Synthesis, characterization, anion complexation and electrochemistry of cationic Lewis acids.

摘要

Owing to the favored Coulombic attraction between the ammonium group and anion which stabilizes the B-F/B-CN bond against heterolysis, cationic borane [25]+ has great affinity toward anions than its neutral analog, and is capable of capturing fluoride or cyanide from water under bi-phasic conditions. By placing the fluorophilic silyl group adjacent to an electrophilic carbocation, a novel fluoride sensor [ 45]+ was obtained. Sensing occurs via a fluoride induced methyl migration from the silicon to adjacent electrophilic methylium center which is unprecedented. As a result of its strong fluoride affinity, [ 45]+ is able to react with KF in aqueous media at pH 7.0.;The electrochemistry study of these cationic Lewis boranes reveals that the cationic character of these boranes serves to decrease their reduction potential and increase the stability of the resulting radicals. In this part of the research, we have prepared a cationic borane [27] +, which features two reversible reduction waves at -0.86 and -1.56 (vs.

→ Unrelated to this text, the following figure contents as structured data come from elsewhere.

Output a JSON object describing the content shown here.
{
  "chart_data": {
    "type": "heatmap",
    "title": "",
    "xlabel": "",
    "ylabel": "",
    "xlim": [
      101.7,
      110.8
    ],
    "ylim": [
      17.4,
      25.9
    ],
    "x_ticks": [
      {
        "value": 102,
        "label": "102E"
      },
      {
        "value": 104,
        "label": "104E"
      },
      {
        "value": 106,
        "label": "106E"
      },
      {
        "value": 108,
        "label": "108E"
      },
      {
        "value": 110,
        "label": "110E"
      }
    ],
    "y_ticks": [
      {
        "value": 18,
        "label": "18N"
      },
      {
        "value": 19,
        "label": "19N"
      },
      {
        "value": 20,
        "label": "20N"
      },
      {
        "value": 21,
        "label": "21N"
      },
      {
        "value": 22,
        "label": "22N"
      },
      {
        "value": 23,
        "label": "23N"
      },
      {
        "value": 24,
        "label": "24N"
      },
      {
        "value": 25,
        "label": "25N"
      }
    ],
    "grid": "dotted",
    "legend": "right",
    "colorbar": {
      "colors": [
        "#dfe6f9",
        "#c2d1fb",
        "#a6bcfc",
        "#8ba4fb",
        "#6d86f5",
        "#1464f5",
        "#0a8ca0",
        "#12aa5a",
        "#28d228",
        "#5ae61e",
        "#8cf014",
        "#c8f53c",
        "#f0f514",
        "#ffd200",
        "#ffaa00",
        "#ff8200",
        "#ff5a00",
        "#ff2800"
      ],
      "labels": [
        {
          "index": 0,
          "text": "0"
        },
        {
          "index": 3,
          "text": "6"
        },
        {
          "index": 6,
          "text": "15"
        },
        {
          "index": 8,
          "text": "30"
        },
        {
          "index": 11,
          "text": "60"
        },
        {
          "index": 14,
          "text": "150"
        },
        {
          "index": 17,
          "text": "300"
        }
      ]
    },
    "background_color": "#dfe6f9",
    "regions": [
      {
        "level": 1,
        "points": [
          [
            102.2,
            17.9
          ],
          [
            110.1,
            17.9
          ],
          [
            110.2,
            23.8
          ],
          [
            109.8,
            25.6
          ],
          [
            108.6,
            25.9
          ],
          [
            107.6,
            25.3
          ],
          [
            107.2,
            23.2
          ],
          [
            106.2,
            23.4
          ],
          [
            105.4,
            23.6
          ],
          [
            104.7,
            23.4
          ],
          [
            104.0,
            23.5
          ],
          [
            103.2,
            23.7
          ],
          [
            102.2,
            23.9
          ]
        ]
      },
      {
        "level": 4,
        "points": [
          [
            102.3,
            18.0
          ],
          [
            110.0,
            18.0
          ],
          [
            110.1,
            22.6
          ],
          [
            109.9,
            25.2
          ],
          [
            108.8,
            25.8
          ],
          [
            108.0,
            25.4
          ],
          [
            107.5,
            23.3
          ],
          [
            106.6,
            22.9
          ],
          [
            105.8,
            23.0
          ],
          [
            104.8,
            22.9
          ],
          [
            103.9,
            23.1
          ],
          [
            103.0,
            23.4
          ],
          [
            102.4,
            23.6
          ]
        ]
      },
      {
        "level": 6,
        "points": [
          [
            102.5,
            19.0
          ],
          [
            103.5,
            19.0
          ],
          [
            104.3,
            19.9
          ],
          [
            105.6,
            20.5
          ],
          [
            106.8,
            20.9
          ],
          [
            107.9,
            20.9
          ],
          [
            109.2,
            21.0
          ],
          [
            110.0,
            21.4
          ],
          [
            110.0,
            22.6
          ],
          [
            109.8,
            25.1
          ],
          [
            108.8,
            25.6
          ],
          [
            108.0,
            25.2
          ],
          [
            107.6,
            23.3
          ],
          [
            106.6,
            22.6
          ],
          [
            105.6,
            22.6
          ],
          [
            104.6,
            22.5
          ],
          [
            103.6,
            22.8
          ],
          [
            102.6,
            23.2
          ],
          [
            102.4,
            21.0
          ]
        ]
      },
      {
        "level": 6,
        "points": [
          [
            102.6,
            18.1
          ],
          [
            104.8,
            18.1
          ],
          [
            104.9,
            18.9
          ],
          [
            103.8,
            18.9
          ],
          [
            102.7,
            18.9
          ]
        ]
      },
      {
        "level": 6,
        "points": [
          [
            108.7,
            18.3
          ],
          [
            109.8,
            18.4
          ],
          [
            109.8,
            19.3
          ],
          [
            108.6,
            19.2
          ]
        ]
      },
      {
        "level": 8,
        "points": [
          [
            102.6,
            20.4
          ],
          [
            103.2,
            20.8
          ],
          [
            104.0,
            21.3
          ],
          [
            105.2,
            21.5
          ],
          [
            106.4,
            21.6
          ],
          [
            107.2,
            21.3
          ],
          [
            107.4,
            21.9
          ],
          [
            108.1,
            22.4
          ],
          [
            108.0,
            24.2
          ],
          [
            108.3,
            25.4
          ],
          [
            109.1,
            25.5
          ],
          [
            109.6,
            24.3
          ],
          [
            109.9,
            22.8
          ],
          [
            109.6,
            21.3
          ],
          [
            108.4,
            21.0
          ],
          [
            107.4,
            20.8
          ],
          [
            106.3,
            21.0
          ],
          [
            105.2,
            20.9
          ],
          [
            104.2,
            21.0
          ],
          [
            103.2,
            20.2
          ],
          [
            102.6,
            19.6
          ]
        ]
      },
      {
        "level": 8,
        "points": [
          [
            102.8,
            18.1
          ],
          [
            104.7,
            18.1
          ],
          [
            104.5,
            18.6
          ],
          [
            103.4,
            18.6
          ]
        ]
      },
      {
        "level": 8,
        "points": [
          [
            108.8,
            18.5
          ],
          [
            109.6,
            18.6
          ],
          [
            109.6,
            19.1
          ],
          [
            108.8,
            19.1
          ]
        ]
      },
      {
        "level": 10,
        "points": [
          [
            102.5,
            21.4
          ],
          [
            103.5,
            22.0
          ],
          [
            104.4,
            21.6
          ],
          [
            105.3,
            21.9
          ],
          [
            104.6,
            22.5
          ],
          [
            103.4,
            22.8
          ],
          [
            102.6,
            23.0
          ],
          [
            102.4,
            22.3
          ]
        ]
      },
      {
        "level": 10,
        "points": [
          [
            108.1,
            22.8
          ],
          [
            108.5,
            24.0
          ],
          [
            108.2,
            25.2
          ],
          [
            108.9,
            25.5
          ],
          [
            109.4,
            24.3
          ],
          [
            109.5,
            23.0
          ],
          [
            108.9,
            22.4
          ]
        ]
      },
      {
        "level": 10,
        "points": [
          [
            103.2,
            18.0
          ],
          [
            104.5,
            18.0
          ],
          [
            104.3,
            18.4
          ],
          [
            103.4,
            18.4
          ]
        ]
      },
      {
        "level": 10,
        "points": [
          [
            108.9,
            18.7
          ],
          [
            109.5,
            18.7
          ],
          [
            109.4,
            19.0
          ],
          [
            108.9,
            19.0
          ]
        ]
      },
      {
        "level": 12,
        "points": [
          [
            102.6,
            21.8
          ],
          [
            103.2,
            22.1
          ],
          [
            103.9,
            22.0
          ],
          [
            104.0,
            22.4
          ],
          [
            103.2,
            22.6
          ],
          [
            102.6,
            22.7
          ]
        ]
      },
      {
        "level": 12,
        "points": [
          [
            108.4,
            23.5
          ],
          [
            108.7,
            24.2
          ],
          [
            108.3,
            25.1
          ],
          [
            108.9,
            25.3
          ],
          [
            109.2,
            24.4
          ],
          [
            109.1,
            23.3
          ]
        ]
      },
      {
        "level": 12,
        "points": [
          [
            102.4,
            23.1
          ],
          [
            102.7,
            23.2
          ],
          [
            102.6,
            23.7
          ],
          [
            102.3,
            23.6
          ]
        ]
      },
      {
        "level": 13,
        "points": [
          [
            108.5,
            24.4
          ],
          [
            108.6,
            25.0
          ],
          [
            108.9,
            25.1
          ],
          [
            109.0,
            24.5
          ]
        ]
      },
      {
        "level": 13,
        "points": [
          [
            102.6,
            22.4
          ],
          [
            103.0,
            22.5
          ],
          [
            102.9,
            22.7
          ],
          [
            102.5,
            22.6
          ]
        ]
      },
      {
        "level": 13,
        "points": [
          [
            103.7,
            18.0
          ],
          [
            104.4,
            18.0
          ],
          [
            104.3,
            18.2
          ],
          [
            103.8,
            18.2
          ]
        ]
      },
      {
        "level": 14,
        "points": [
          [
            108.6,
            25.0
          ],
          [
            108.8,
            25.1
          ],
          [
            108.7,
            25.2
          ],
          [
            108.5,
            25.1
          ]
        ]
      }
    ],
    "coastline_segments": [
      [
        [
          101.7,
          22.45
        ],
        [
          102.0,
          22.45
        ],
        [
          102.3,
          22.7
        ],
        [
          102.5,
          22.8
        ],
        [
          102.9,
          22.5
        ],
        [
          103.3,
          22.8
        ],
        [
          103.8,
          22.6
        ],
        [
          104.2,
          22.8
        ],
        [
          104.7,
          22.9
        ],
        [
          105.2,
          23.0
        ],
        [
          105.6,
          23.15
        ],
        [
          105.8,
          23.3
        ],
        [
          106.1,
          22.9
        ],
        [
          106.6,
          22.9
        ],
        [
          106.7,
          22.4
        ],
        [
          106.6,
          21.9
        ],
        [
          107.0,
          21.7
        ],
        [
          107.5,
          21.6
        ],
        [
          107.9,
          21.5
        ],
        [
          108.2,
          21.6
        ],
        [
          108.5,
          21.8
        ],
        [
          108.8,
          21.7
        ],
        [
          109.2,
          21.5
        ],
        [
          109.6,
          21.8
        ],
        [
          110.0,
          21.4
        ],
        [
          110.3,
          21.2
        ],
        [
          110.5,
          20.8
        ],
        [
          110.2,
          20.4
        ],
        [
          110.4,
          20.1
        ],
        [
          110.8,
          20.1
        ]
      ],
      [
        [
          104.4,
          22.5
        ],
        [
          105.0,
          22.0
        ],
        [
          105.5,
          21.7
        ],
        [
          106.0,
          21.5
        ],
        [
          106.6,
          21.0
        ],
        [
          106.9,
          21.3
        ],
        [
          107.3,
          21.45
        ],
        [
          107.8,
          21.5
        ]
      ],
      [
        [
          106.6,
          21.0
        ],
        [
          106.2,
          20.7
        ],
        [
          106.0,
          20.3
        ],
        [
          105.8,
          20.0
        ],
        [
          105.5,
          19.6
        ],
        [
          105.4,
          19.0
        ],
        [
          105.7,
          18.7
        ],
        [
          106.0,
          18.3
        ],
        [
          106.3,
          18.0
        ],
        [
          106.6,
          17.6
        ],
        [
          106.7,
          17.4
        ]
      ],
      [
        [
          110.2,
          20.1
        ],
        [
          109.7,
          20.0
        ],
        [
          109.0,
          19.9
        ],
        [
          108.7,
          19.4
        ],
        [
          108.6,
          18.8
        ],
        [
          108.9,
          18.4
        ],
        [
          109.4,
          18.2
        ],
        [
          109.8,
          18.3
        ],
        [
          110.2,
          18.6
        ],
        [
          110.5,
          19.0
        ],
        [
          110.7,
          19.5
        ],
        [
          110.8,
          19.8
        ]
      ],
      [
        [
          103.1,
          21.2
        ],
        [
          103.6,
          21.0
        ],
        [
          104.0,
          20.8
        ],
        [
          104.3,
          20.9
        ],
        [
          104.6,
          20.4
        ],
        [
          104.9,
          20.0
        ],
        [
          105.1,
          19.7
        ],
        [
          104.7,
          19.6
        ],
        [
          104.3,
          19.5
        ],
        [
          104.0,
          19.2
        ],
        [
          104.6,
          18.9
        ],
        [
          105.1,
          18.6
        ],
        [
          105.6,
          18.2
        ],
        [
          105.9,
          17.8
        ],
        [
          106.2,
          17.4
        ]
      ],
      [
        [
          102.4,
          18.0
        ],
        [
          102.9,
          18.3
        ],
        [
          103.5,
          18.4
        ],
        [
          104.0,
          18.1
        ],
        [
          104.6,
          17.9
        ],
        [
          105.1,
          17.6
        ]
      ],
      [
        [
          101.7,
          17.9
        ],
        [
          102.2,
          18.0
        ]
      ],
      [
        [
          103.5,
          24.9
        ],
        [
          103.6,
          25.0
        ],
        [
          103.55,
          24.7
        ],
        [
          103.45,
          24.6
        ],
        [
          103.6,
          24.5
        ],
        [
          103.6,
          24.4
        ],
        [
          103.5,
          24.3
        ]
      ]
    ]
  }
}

Fc/Fc+) corresponding to the formation of stable neutral and anionic derivatives. The one-electron reduction of [27] + leads to the formation of a boron containing neutral radical featuring an unusual boron-carbon one-electron pi bond. Further reduction of 27• results in the formation of the borataalkene derivative [27]-, which features a formal B=C double bond. The structural changes accompanying the stepwise population of the B-C pi-bond are also determined, and this sequential population of B-C pi-bonding orbital is also supported by theoretical computations.;In order to understand the impact of the cationic nature of these boranes on their oxidative power, three novel cationic boranes ([34] +, [35]2+, and [36] 3+) have been synthesized and their oxidative power were examined via cyclic voltammetry. The CV data of these compounds shows that the reduction potential of these triarylboranes is linearly proportional to the number of the pendant cationic substituents. Substitution of a mesityl group by an Ar N+ group leads to an increase of the reduction potential by 260 mV.